Przed życiem w bańce przez lata wierzyłam, że moje ciało musi być „gotowe” do wyjścia na plażę: przygotowane, upieczone i podlane do stanu, który oznaczał, że zasługuję na to, by mnie zobaczyć. Od tego czasu nauczyłem się zatykać nozdrza przed smrodem kultury dietetycznej, który zabierał lata i dostęp do zasobów, których wielu ludziom brakuje. Dyskurs zamula i te wody. Istnieje duża liczba artykuły twierdzące, że że ciało na plaży jest martwe? lub powinien być martwy, ale także najnowsze artykuły na temat celebryci próbujący to osiągnąć — nie wspominając o pozornie nieskończonej liczbie porady i wskazówki oraz diety bezsodowe/bez węglowodanów/bez radości, które dają te same obietnice, co kiedyś Slenderella. Skutki tego ostatniego mogą być niepokojące, szczególnie w okresie lata.
„Wielu moich klientów boi się lata, zwłaszcza wiele moich nastolatków”, mówi Shira Rosenbluth, terapeuta zaburzeń odżywiania i licencjonowany kliniczny pracownik socjalny z siedzibą w Los Angeles. „Wiele razy objawy zaburzeń odżywiania nasilają się przed latem. Wiedzą, że będą widziani w bikini lub kostiumie kąpielowym i to dla nich naprawdę przerażające”.
Rosenbluth mówi, że aby pojęcie ciała bikini naprawdę umarło, musimy przyjrzeć się temu, co utrzymuje je przy życiu.
„Od czasu, gdy mamy słowa i mózgi, dosłownie otrzymujemy wiadomość, że ciała muszą być małe i że jedynym sposobem na istnienie jest próba zmniejszenia się” – mówi.

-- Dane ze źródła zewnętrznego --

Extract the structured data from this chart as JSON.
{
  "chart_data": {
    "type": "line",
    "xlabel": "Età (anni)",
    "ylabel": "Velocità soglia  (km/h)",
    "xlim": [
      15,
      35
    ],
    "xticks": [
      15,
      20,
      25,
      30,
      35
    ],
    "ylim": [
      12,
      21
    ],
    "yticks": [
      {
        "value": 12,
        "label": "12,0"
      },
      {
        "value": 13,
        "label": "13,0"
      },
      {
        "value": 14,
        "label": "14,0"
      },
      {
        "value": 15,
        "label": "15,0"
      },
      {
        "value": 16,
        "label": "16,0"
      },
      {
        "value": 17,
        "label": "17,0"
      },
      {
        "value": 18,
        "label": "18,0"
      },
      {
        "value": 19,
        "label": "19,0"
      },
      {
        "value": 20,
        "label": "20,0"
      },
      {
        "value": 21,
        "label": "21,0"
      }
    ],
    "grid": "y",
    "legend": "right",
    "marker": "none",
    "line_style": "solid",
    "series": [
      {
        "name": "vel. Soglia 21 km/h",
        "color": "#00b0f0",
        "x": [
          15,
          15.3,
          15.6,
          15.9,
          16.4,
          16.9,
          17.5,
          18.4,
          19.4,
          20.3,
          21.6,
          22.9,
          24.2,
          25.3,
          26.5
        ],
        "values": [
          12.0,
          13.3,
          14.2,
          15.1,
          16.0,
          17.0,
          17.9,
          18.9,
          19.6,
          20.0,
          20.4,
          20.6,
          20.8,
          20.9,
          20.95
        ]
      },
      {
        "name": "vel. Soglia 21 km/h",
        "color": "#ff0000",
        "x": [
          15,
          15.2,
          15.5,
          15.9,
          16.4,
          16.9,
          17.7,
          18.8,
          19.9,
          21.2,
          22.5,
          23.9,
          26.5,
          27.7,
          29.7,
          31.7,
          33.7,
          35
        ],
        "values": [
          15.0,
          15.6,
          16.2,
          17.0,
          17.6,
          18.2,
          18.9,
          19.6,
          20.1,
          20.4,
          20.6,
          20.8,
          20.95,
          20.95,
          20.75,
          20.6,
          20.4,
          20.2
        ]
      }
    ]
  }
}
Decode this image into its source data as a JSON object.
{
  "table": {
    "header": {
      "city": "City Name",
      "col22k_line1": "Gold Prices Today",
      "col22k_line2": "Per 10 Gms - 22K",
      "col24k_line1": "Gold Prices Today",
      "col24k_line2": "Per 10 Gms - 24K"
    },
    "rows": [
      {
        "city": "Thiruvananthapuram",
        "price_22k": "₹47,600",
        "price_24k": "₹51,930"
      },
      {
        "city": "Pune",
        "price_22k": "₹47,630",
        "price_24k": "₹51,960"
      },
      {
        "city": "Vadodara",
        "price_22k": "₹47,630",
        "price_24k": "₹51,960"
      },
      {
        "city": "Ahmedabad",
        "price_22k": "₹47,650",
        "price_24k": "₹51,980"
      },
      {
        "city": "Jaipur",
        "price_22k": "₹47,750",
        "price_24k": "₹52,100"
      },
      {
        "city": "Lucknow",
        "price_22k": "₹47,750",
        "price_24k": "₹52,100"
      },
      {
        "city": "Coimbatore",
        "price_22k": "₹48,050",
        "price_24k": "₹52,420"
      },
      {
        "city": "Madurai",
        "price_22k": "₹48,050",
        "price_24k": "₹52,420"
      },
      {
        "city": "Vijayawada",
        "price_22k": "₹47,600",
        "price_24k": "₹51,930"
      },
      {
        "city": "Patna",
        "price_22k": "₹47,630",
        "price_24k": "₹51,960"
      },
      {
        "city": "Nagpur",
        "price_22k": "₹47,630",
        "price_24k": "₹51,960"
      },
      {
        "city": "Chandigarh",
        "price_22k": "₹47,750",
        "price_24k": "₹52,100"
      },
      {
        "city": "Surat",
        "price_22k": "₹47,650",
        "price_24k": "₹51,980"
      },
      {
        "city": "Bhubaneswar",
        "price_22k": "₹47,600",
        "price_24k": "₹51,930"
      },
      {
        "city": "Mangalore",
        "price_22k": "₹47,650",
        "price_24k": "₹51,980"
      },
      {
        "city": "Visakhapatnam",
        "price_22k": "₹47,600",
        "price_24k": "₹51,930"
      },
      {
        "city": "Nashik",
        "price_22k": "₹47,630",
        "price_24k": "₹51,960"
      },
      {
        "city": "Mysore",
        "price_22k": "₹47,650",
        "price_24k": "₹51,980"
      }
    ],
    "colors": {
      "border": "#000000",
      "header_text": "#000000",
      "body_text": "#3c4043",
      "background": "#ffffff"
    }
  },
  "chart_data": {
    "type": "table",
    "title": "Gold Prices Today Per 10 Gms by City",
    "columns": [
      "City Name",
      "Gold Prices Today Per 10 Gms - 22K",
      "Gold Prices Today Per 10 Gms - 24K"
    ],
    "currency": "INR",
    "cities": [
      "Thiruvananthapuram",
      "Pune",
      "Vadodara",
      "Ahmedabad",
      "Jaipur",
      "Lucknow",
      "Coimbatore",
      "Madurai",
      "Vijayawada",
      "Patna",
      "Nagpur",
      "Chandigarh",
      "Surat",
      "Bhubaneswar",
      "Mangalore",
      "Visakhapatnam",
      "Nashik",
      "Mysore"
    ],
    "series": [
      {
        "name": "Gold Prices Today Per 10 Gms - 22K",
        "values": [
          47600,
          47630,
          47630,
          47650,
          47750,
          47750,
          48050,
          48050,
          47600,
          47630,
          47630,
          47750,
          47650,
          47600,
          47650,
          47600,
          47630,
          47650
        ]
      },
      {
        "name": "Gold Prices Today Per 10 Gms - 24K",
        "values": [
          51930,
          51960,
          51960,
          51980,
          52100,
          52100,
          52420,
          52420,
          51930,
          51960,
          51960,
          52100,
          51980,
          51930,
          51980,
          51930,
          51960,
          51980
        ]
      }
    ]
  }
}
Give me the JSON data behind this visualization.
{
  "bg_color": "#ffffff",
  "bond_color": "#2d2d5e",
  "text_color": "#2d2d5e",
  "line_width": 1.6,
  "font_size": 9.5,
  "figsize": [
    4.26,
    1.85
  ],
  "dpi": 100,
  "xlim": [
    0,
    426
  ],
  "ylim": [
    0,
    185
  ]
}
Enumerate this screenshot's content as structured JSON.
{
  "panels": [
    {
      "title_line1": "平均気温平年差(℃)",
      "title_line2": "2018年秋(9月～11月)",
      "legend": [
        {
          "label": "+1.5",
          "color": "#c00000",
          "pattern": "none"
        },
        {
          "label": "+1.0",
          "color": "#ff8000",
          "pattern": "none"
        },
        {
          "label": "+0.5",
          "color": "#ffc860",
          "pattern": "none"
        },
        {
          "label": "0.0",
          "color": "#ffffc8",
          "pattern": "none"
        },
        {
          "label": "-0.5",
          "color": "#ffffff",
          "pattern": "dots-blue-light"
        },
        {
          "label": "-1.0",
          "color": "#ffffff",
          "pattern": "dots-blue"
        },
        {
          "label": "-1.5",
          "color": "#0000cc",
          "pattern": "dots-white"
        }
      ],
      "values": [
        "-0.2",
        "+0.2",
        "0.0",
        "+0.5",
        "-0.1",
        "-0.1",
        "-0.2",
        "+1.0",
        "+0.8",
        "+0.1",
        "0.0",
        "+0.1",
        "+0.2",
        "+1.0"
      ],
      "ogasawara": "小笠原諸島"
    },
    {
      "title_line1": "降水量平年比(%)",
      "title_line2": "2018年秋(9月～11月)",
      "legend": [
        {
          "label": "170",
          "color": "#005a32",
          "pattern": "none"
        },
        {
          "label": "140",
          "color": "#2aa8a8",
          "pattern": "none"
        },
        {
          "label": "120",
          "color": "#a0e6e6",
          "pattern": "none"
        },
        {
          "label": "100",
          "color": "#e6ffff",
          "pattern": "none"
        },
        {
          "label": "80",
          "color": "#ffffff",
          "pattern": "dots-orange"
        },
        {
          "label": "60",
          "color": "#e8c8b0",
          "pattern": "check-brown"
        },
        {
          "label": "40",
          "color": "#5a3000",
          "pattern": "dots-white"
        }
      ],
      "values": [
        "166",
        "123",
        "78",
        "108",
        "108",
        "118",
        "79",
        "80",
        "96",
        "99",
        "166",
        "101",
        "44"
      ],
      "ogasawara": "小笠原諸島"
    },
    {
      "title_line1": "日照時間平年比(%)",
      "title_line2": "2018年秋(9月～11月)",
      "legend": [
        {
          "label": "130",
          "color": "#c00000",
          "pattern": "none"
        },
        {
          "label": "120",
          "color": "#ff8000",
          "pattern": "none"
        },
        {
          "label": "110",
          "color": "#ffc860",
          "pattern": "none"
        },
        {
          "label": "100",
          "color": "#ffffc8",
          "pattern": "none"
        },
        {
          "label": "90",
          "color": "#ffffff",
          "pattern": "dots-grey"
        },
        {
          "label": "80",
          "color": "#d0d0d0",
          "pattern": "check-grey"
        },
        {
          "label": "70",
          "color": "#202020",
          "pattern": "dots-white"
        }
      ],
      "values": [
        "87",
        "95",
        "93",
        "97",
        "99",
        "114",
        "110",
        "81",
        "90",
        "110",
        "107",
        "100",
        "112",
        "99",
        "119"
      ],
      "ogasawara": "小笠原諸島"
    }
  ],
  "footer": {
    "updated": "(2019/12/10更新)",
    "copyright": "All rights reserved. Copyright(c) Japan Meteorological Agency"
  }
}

Jeśli brzmi to znajomo, nie obwiniaj się. Przemysł dietetyczny i odchudzający to lukratywna maszyna zaprojektowana tak, aby wiele złych pomysłów wydawało się naprawdę, naprawdę dobrych: dane wykazały wycenę rynkową na 72,6 mld USD w 2021 r., z prognozami wzrostu w 2022 r. Istnieje również niezliczona ilość osób wpływających na dietę i kondycję, które atakują Twój mózg ze wszystkich stron; Algorytm TikTok może stworzyć niekończący się zwój dietetycznych sztuczek, „wewnętrzne przepisy na prysznic” i filmy „co jem w ciągu dnia”, które liczą się znacznie poniżej niezbędnej liczby kalorii, aby człowiek mógł funkcjonować.
„Przeciętny człowiek nadal chce schudnąć” – mówi Rosenbluth. „Myślę, że w grę wchodzi trochę więcej pytań i oczywiście są grube społeczności akceptacji, ale nadal uważam, że to marginalny pomysł”.
Niewątpliwie ta marginalna idea – że wszyscy ludzie, w tym ci o grubych ciałach, zasługują na szczęśliwe, wolne od osądów życie – powoli, ale pewnie trafia do głównego nurtu. Teoretycznie każdy krok naprzód w zakresie akceptacji tłuszczu i uwzględniania rozmiaru powinien dodawać do bikini kolejny paznokieć trumna ciała — ale myśl o całkowitej śmierci nadal wydaje się odległa, nawet dla osób, które same ją zakopały temu.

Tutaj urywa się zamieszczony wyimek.